WizardMac / ReadStat

Command-line tool (+ C library) for converting SAS, Stata, and SPSS files 💾
MIT License
274 stars 70 forks source link

Error 5 on certain sas7bdat files #20

Closed quantbabies closed 9 years ago

quantbabies commented 9 years ago

The library gives an error 5 for certain (very large) sas7bdat files. I haven't been able to pin down the problem myself. Files can be read with https://pypi.python.org/pypi/sas7bdat

Any tips on the kinds of issues I should be thinking about?

evanmiller commented 9 years ago

Are the files compressed? Currently we don't support BINARY compression.

quantbabies commented 9 years ago

Here's the header from the python package sas7bdat

col_count_p1: 10
col_count_p2: 0
column_count: 10
compression: None
creator: None
creator_proc: CONNECT
date_created: 2009-10-10 13:16:16.041934
date_modified: 2009-10-10 13:16:16.041934
endianess: little
file_type: DATA
filename: somedata.sas7bdat
header_length: 8192
lcp: 7
lcs: 0
mix_page_row_count: 87
name: somedata.sas7bdat
os_name: x86_64
os_type: 2.6.18-92.1.22.e
page_count: 2987773
page_length: 8192
platform: unix
row_count: 433226881
row_length: 56
sas_release: 9.0201M0
server_type: Linux
u64: True
evanmiller commented 9 years ago

Do you have a (smaller) file you can send me that demonstrates the problem? Since it's a general parse error I have no idea what the problem might be. (Use readstat_error_message to convert the error code to a string.)
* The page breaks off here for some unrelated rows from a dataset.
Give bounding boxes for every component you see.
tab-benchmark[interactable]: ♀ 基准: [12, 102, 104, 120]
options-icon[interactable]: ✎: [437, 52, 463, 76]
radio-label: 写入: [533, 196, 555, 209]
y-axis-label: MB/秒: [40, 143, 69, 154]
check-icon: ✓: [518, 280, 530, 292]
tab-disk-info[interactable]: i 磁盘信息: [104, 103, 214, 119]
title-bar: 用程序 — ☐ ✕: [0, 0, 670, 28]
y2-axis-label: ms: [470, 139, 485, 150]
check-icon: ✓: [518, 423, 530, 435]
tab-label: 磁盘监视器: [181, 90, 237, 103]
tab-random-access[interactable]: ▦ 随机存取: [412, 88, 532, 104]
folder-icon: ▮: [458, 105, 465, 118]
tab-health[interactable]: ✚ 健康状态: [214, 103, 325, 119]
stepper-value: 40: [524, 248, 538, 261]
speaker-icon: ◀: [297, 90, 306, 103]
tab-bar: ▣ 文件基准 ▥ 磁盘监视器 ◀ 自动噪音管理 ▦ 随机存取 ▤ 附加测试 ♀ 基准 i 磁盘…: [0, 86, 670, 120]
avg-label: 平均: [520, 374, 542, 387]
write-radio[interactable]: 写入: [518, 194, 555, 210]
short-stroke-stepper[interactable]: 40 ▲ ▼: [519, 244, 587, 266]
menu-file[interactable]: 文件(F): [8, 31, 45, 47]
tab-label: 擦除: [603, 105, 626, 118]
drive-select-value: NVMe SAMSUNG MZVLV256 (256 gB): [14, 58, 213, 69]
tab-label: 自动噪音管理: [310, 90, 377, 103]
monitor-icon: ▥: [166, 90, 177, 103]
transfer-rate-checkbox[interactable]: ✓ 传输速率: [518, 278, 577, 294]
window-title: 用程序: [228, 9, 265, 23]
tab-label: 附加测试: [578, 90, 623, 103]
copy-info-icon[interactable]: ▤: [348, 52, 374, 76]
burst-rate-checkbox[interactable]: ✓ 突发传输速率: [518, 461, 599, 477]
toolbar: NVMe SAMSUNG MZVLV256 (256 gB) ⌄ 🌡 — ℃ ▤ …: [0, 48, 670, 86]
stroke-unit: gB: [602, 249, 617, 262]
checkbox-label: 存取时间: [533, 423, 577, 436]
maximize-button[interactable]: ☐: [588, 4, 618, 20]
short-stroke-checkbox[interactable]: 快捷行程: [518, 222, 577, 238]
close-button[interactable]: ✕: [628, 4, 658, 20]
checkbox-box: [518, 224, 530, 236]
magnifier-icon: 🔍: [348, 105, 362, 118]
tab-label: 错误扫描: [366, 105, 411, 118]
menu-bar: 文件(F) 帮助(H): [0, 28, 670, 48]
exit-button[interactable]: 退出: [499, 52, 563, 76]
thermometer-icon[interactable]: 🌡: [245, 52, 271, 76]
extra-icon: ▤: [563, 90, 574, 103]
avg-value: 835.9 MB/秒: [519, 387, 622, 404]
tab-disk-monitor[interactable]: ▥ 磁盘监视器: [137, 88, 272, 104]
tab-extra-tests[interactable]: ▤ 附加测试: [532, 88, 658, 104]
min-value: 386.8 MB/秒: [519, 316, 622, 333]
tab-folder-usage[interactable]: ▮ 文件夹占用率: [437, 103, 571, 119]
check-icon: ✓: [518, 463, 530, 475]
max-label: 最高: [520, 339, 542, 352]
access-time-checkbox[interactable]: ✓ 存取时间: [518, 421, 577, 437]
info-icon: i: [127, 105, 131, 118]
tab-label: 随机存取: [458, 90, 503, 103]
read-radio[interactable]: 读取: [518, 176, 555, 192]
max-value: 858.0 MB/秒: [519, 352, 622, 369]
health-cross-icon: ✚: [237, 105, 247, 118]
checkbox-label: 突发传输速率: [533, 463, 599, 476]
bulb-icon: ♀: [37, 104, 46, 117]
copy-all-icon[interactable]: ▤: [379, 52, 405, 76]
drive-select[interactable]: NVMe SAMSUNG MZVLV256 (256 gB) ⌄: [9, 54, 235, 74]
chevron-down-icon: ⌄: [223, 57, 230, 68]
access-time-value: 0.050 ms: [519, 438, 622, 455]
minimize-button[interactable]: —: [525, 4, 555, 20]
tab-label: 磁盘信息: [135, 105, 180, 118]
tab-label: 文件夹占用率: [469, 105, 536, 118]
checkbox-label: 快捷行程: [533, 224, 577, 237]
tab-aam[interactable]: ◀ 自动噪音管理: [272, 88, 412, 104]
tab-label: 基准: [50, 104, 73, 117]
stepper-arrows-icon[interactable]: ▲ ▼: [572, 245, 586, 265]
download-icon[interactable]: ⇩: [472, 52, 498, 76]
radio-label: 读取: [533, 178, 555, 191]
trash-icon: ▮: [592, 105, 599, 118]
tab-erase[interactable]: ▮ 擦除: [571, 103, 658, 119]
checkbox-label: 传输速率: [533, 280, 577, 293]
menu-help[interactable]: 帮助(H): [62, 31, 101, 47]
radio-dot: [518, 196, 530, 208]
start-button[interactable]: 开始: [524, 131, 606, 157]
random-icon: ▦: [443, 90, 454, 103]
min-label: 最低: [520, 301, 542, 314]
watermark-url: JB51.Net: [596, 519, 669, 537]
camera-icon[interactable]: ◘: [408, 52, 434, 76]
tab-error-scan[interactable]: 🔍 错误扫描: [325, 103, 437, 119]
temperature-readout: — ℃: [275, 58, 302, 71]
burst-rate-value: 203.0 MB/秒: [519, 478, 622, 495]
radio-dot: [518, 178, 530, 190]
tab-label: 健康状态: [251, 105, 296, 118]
quantbabies commented 9 years ago

I wish I could share. If you are interested, I have dug in a bit. I apologize for no line numbers, I've made a few changes to the code.

One file reads fine until near the end of the file at which point it sets retval = READSTAT_ERROR_PARSE just after the declaration of sas_parse_catalog_page near line 700 readstat_sas.c

The second file doesn't read at all. It sets retval = READSTAT_ERROR_PARSE near like 860 of readstat_sas.c

  if (len > 0 && compression != SAS_COMPRESSION_TRUNC) {
        if (offset > page_size || offset + len > page_size ||
                offset < off+24+subheader_count*lshp) {
            retval = READSTAT_ERROR_PARSE;
            printf("Foobar 19");
            /*
            goto cleanup;
            */

At this point compression = 64, but the file is not compressed (at least according to the python package, which does not call either of its decompression algorithms when reading the file).

Of course I get a seg fault when I try to let it run through here.

I'm wondering if somewhere one of the int_16's is wrapping around.

evanmiller commented 9 years ago

I received similar reports from other users and was able to track down the issue. An integer overflow was producing a negative offset in the file, which caused things to go haywire at around the 2GB mark. This commit ought to fix it:

https://github.com/WizardMac/ReadStat/commit/1bae419a277c5f81aa84427e68a17b406a62d263

evanmiller commented 9 years ago

Are you using the latest code? That code snippet looks out of date. I've made additional fixes in the last month which may resolve the issue for you.